Aside

Simplement correct #2-3 | Ooops….encore des affirmations infondées!

Piscine_videEn mai dernier, je postais une note concernant les erreurs et inexactitudes dans un article de Corinne Lepage au HuffPost encourageant à participer à la journée mondiale de mobilisation contre Monsanto. En effet, il apparaît qu’elle ait tendance à répéter toutes affirmations dénonçant le développement d’organisme par transgenèse, l’industrie agrochimique ou les scientifiques qui contredisent les militants anti-OGM, sans trop y réfléchir, ni même chercher à les vérifier. Entre autres déclarations fausses ou inexactes, elle déclarait notamment que Monsanto avait racheté la tristement célèbre entreprise de sécurité et de milice, Blackwater.  Je n’étais d’ailleurs pas la seule à avoir souligné cette erreur. En effet, Wackes Seppi, en commentant l’article de Mme Lepage en question, avait aussi fait remarquer que cette information ne tenait pas la route. Cependant, comme l’a signalé Yann Kindo, l’avocate a par la suite modifié le paragraphe incriminé en catimini, sans autre explication, ce qui fait que ceux qui la critiquaient sur ce point, semblaient alors s’exprimer dans le vide. Malheureusement pour elle (et heureusement pour nous), sa popularité fait que son article a été repris et rediffusé tel quel par des fans, ce qui m’a permis de confirmer que je ne m’étais pas trompée, et surtout, qu’elle n’assume pas aussi volontiers ses erreurs qu’elle ne l’a prétendu dernièrement.

Au cours d’une conférence de presse organisée avec Gilles-Eric Séralini, en réaction à l’annonce du retrait de son article par la revue qui l’avait publié l’année dernière, elle a cité nommément Anne Glover, “une ancienne de Monsanto” engagée comme conseillère scientifique par le président de la Commission européenne José Manuel Barroso, accusée de “faire régulièrement des déclarations pro-OGM”. Quelques jours plus tard, Mme Glover réagissait en démentant avoir jamais travaillé pour Monsanto et exigeait des excuses publiques de Mme Lepage. Evidemment, il était plus difficile pour elle de simplement faire disparaître  discrètement ses paroles malheureuses. Elle a donc accepté de s’exécuter, mais pas de bonne grâce. En effet, elle a alors profité de l’occasion pour en remettre une couche, en lui demandant

de rendre publique une déclaration d’intérêts pour “permettre d’être informé sur d’éventuels conflits d’intérêts” vu la fonction qu’elle occupe et lui demande des précisions sur l’entreprise spécialisée dans les biocapteurs qu’elle a créée en 1999 et sur d’éventuels brevets déposés par cette entreprise.

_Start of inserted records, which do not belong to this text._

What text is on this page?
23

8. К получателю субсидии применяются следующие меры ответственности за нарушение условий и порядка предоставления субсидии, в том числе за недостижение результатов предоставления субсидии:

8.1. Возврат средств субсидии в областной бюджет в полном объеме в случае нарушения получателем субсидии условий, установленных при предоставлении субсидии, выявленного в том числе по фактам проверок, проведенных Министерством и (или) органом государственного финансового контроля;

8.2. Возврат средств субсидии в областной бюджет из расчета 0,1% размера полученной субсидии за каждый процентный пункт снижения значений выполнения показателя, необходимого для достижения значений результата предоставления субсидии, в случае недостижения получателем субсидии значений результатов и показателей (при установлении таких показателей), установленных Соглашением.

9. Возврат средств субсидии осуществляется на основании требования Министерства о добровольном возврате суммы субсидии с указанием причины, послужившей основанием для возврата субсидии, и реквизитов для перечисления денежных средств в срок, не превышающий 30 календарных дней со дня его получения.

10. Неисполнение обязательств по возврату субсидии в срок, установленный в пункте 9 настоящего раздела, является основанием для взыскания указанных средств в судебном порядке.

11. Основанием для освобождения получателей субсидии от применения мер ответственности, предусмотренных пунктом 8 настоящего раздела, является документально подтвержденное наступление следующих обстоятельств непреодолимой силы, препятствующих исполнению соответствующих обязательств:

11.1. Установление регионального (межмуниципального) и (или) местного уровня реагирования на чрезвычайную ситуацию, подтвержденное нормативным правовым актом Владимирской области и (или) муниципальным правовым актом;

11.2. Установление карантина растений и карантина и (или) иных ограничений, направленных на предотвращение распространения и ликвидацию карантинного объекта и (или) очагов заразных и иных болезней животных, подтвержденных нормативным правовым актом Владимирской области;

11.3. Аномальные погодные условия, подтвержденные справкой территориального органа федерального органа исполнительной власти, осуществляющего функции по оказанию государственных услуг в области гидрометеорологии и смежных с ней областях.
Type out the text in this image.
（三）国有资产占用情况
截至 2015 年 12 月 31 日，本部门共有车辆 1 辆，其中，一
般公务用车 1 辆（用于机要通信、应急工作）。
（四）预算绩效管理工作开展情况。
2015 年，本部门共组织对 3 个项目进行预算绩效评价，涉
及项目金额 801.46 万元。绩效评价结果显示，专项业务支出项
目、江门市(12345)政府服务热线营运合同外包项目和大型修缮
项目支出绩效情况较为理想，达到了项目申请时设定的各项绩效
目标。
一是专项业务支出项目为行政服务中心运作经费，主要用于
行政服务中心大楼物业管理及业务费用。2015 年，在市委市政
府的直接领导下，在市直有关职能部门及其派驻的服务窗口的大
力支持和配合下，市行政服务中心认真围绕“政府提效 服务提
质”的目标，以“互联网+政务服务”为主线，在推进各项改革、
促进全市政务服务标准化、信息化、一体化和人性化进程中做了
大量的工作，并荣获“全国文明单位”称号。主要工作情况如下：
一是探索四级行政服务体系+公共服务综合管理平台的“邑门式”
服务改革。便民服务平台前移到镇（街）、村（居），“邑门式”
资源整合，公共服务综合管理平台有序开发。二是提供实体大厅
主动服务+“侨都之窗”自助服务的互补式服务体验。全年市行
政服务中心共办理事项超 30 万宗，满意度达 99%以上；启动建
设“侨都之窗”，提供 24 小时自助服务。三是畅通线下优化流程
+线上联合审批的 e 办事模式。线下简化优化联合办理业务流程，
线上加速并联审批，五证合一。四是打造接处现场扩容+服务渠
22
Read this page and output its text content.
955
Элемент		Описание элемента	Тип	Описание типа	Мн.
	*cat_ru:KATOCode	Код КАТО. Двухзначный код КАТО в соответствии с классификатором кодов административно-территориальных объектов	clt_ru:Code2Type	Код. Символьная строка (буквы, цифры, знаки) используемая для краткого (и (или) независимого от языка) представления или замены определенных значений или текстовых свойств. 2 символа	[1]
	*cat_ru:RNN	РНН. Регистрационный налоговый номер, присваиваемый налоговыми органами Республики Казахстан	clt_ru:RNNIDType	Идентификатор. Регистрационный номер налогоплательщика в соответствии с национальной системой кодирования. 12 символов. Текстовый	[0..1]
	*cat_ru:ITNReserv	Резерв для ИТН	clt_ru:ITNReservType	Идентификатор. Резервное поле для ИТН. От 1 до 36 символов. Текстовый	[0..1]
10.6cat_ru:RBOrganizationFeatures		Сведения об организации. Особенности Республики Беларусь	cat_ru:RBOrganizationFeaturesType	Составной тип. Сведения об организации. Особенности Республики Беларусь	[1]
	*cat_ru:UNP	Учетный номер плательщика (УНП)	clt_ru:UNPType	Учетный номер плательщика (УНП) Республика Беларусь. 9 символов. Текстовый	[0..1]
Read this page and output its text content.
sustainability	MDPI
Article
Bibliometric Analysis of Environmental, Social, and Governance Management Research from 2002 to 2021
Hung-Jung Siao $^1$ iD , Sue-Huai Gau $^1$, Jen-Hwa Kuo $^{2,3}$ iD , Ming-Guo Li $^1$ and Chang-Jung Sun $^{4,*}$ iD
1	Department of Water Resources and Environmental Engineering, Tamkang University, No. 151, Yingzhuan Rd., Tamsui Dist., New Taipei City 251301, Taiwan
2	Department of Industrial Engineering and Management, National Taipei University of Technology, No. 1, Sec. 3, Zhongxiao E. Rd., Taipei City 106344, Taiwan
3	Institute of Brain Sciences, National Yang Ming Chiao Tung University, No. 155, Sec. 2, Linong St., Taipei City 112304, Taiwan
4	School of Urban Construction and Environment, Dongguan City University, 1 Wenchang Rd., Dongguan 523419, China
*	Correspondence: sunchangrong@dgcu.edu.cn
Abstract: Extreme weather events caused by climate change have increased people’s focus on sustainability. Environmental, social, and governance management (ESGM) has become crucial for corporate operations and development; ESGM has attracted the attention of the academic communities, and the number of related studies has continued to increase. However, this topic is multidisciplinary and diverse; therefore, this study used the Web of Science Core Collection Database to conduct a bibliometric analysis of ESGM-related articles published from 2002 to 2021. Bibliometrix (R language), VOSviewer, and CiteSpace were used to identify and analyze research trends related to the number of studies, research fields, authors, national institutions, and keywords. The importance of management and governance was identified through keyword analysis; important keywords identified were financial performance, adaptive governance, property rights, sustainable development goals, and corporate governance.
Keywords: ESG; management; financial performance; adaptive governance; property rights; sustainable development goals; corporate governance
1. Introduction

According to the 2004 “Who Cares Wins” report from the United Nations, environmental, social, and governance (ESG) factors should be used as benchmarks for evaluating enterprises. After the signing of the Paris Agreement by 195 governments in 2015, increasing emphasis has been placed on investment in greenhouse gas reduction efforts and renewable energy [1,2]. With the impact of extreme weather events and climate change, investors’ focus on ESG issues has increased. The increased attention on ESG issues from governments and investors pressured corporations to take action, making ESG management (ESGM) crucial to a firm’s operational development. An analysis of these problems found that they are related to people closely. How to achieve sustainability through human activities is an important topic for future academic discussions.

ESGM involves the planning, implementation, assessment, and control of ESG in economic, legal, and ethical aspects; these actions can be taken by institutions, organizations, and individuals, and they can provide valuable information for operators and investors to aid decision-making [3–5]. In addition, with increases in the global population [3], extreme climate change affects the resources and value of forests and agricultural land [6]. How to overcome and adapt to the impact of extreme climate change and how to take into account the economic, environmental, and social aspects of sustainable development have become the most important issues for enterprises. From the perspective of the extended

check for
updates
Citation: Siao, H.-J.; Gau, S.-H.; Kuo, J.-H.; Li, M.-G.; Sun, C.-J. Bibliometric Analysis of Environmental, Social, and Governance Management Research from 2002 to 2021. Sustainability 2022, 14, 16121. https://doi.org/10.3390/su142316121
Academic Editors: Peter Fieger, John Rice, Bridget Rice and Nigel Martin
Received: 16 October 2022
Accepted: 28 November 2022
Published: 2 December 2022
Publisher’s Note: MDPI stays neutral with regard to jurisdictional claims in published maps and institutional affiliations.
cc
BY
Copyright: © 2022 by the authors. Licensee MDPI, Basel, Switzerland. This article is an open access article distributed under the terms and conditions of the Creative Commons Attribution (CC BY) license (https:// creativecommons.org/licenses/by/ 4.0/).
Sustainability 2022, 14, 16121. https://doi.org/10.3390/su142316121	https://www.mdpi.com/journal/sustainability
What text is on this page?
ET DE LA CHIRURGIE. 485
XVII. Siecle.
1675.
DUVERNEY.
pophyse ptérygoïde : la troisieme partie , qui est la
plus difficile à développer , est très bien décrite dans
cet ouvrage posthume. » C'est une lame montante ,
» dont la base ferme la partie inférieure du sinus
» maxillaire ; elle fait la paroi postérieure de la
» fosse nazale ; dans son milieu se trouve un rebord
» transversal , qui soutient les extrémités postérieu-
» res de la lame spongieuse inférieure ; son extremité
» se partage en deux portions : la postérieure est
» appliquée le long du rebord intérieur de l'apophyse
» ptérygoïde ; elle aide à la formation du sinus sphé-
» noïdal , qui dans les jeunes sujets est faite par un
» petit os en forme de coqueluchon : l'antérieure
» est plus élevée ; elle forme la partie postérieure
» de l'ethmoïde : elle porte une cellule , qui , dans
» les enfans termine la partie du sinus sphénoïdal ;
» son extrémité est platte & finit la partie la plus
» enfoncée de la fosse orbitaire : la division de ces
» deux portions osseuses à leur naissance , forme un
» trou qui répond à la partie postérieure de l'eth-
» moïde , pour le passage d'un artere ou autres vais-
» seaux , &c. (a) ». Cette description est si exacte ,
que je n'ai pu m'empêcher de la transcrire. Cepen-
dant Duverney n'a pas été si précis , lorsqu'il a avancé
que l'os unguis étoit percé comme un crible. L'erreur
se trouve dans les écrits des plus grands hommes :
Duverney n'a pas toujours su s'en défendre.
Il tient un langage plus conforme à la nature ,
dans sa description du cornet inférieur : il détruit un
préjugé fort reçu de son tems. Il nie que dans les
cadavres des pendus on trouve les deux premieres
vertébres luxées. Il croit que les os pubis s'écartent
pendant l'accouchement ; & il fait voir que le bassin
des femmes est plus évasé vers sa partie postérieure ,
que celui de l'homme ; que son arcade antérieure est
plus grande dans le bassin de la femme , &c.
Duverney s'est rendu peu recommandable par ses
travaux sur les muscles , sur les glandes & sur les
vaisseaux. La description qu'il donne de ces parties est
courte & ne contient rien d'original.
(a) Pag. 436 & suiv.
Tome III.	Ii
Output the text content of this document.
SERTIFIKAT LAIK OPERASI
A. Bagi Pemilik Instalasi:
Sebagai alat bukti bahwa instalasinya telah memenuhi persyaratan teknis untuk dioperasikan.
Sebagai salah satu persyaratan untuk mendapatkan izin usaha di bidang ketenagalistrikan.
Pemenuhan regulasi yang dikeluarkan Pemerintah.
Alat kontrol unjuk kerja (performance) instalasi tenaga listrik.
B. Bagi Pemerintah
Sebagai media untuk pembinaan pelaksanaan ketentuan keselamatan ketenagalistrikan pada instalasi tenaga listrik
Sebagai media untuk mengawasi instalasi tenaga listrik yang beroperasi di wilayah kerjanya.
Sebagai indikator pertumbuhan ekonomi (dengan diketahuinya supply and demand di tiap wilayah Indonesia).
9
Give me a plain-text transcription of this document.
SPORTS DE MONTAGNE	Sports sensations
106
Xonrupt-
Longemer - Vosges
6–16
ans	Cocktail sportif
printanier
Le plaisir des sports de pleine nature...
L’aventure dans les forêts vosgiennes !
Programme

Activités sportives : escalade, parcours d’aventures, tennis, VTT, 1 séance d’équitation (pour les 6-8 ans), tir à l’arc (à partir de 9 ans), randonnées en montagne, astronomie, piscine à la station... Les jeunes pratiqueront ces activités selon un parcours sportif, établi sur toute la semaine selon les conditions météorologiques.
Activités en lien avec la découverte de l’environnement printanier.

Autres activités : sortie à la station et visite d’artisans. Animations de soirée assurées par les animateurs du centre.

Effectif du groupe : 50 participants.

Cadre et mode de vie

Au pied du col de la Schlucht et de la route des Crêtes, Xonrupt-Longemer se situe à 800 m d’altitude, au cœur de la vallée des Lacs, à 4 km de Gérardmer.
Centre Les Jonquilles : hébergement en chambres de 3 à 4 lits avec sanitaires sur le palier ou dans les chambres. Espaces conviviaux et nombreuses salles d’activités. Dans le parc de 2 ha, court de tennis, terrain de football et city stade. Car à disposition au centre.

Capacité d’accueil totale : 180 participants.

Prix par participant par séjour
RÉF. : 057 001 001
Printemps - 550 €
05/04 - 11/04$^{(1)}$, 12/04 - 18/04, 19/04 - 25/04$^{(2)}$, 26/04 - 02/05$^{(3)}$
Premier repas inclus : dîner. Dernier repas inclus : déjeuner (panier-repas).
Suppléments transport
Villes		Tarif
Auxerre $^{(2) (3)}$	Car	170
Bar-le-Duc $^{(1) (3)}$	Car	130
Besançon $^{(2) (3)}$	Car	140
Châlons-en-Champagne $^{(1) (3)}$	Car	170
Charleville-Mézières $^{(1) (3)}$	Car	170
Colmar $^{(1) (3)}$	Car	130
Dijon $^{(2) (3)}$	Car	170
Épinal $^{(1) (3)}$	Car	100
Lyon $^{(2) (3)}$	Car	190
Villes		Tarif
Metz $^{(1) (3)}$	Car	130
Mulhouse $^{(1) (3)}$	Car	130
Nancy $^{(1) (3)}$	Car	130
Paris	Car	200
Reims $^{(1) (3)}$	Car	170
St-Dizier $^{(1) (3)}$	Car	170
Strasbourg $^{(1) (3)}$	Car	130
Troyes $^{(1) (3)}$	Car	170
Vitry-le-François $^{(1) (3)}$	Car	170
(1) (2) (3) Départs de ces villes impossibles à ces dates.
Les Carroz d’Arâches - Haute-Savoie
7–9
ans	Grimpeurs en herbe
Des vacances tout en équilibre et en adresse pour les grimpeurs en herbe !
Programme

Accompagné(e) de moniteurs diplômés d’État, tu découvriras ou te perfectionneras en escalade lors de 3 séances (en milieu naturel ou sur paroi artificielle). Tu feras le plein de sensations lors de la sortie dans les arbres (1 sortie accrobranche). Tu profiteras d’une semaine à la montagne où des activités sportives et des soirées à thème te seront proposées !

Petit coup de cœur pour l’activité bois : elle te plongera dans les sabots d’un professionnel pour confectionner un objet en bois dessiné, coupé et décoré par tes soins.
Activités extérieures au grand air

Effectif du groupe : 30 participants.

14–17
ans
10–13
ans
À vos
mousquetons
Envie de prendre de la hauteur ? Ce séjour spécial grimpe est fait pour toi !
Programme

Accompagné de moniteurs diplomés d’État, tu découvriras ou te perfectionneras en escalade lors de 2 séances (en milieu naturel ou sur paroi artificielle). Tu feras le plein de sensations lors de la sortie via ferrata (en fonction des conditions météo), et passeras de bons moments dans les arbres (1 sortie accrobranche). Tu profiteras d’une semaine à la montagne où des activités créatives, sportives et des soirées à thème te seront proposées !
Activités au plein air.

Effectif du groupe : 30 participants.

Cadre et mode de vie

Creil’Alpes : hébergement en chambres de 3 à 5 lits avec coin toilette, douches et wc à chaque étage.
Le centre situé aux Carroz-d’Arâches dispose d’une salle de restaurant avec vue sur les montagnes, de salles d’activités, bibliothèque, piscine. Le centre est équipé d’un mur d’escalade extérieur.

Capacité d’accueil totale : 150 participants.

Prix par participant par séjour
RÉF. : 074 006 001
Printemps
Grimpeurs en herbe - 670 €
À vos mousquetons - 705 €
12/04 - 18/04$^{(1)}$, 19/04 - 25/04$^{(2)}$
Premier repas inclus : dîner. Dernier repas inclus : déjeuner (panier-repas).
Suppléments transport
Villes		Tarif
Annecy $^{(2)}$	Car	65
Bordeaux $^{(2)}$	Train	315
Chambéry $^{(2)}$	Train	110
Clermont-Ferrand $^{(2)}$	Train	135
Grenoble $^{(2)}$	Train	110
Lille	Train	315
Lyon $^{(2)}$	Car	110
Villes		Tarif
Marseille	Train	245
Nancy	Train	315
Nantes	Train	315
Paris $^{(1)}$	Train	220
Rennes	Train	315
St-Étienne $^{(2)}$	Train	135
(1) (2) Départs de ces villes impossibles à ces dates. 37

Eh oui, parce que dans la mentalité militante anti-OGM, si l’on a touché de près ou de loin à l’industrie, on est forcément contaminé à vie par une ambition permanente qui vous pousse à tous les opportunismes, même les plus cyniques. Cela signifie qu’à moins qu’Anne Glover se batte publiquement la coulpe, elle sera constamment soupçonnée d’être une sale capitaliste prête à tout pour se remplir les poches, y compris à empoisonner ou laisser empoisonner ses contemporains, hommes, femmes, enfants et vieillards sans défense.  En effet, si cette scientifique prend position en faveur des OGM, cela ne peut qu’être parce qu’elle est téléguidée d’une manière ou d’une autre par l’industrie, pas parce que la science a pu démontré nombre d’avantages de la transgenèse et que jusqu’à présent, toutes les tentatives de prouver sa dangerosité pour la santé humaine ou l’environnement ont lamentablement échoué, y compris celle de l’équipe Séralini.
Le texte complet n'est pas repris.